Das Rumoren über die Große Koalition ist nicht verstummt an der SPD-Basis. Viele Sozialdemokraten fordern weiter Erneuerung und mehr Demokratie - wie sich am Streit um den Parteivorsitz beobachten lässt. Nahles-Herausforderin Simone Lange wird immer mehr zum Sprachrohr der Unzufriedenen in der SPD.

Von Anke Petermann | 05.04.2018
    Porträtbild von Simone Lange (SPD), Oberbürgermeisterin von Flensburg
    Die Flensburger Oberbürgermeisterin Simone Lange kandidiert für den SPD-Vorsitz (picture alliance/ dpa/ Christian Charisius)
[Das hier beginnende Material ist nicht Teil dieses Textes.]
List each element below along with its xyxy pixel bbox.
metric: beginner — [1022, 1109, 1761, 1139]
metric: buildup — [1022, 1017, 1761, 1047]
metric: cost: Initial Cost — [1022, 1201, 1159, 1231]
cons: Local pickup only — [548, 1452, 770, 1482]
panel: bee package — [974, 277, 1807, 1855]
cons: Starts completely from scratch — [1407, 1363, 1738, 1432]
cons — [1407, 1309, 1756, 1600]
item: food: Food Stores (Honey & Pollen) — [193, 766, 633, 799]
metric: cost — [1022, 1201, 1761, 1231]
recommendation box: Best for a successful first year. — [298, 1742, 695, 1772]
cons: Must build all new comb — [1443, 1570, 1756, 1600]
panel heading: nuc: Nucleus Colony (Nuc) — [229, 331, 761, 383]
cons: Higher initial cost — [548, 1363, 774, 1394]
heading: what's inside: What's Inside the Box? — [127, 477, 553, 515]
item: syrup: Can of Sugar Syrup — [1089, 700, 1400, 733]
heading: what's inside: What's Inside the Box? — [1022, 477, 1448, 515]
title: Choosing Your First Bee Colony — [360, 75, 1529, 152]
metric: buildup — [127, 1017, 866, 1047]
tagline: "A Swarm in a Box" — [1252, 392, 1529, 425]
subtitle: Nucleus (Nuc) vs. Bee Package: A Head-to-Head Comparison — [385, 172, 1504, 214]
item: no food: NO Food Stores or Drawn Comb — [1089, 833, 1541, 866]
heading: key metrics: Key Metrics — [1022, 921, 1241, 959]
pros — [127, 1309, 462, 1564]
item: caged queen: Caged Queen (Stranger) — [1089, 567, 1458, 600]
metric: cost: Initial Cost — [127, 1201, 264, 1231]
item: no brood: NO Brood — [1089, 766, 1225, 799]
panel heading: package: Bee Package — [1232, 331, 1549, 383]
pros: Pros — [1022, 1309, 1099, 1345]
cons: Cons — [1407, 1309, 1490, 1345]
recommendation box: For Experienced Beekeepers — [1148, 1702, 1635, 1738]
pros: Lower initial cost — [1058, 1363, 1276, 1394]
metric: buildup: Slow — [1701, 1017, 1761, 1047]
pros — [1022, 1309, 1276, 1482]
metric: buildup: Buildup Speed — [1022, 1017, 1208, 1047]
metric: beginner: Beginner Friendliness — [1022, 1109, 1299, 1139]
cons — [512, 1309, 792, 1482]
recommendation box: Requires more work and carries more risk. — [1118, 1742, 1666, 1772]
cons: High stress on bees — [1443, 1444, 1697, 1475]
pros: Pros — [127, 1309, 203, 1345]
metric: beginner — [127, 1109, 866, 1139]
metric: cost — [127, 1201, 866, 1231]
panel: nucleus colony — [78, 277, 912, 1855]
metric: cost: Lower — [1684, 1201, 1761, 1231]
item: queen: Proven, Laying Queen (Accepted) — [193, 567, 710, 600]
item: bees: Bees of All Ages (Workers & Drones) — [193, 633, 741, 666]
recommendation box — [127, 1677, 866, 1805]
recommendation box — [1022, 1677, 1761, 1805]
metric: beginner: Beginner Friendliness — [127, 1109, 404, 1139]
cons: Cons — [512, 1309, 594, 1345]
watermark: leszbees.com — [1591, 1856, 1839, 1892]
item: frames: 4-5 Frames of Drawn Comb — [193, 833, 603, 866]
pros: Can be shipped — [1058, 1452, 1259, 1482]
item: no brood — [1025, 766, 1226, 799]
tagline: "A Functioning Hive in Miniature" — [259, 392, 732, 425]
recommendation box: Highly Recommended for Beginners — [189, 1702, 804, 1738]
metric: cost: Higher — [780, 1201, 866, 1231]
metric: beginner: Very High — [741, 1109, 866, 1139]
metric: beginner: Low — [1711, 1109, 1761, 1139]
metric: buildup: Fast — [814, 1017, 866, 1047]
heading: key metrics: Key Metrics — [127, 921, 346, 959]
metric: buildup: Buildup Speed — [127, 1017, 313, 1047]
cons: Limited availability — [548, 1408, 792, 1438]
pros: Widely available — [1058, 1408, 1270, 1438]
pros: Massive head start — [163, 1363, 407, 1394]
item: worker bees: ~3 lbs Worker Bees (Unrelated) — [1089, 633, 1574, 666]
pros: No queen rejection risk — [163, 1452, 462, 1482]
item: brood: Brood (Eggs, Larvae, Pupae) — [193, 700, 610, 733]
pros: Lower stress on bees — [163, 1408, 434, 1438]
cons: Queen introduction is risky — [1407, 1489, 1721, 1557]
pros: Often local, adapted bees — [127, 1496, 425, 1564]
    Danke für ihren Mut, danke, dass sie den Parteitagsdelegierten überhaupt eine Wahl ermöglicht – das bekommt Simone Lange schon beim Betreten des etwas düsteren Heidelberger Musik-Clubs "Billy Blues" zu hören. Die Flensburger Oberbürgermeisterin nutzt ihren Osterurlaub und die Wochenenden, um sich gegen Andrea Nahles in Stellung zu bringen, die vom Bundesvorstand nominierte Kandidatin für den Parteivorsitz.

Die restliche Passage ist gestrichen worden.